BLBG: Crude Retreats From Three-Day High in New York Before U.S. Supply Report
Oil fell from a three-day high in New York on speculation that growing U.S. supplies may signal slowing demand for fuel.
Futures reversed earlier gains as investors bet that stockpiles in the U.S. fell less than analysts predicted, after the American Petroleum Institute said yesterday crude inventories rose for the first time in six weeks. Analysts in a Bloomberg News survey had forecast supplies shrank before the Energy Department’s report today in Washington.

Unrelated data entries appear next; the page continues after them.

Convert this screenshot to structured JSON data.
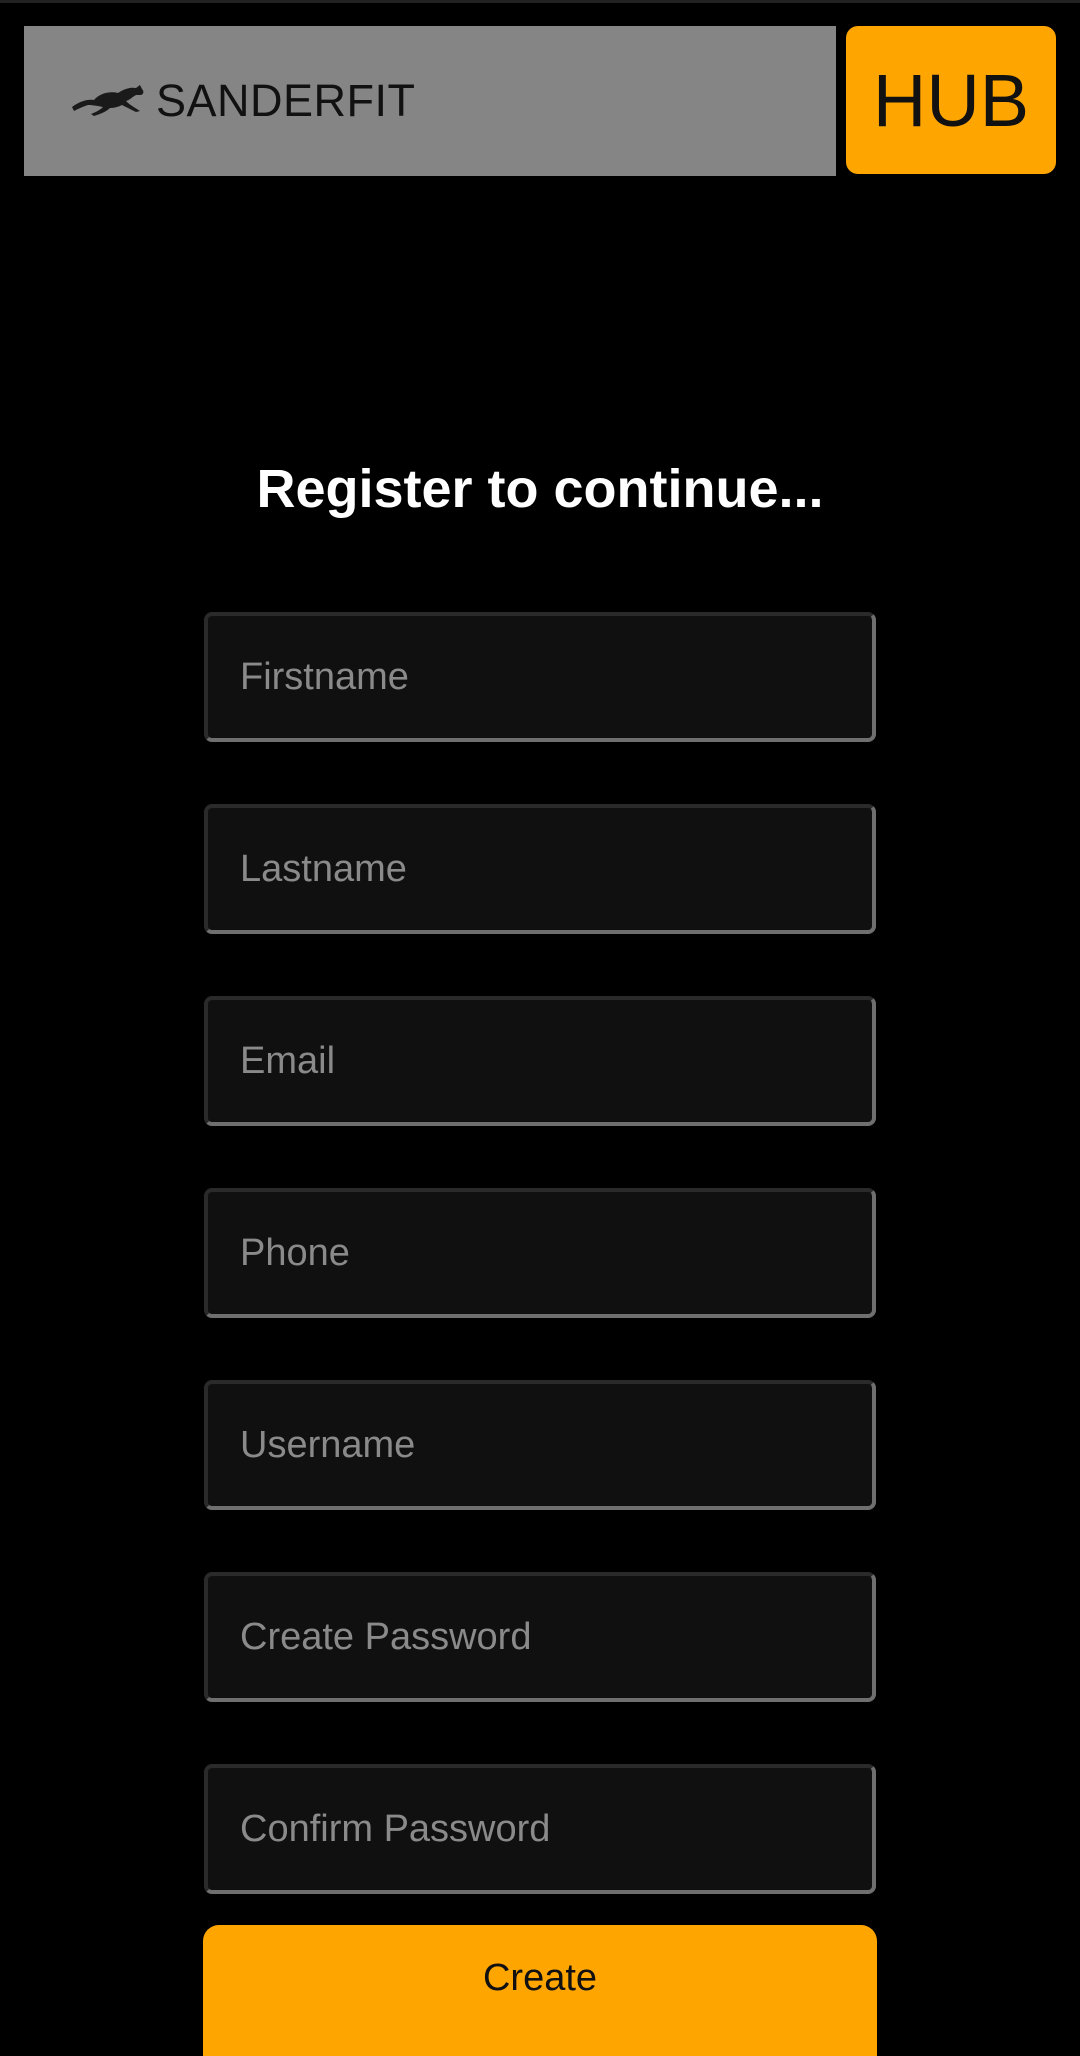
{
  "header": {
    "brand_name": "SANDERFIT",
    "logo_icon": "horse-icon",
    "hub_label": "HUB"
  },
  "form": {
    "heading": "Register to continue...",
    "fields": [
      {
        "name": "firstname",
        "placeholder": "Firstname",
        "value": ""
      },
      {
        "name": "lastname",
        "placeholder": "Lastname",
        "value": ""
      },
      {
        "name": "email",
        "placeholder": "Email",
        "value": ""
      },
      {
        "name": "phone",
        "placeholder": "Phone",
        "value": ""
      },
      {
        "name": "username",
        "placeholder": "Username",
        "value": ""
      },
      {
        "name": "create-password",
        "placeholder": "Create Password",
        "value": ""
      },
      {
        "name": "confirm-password",
        "placeholder": "Confirm Password",
        "value": ""
      }
    ],
    "submit_label": "Create"
  },
  "colors": {
    "background": "#000000",
    "accent": "#ffa500",
    "brand_bar": "#858585",
    "field_background": "#101010",
    "placeholder": "#8a8a8a"
  }
}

“Near-term direction will be down to the Energy Department statistics due out this afternoon,” Glen Ward, head of retail derivatives at London Capital Group Ltd., said in a note.
Crude for August delivery on the New York Mercantile Exchange was down 51 cents, or 0.5 percent, at $96.92 a barrel at 1:45 p.m. London time. It earlier rose as much as 53 cents $97.96, the highest price since July 7.
Brent oil for August settlement declined 66 cents to $117.09 a barrel on London’s ICE Futures Europe exchange. That took the European benchmark to a premium of $20.17 a barrel to U.S. futures, down from $20.32 at settlement yesterday and a record close of $22.29 on June 15.
The Energy Department may say today U.S. supplies dropped 1.5 million barrels, according to the median of 15 analyst estimates in a Bloomberg News survey.
Crude inventories climbed 2.3 million barrels last week to 359.4 million, the industry-funded American Petroleum Institute report showed yesterday.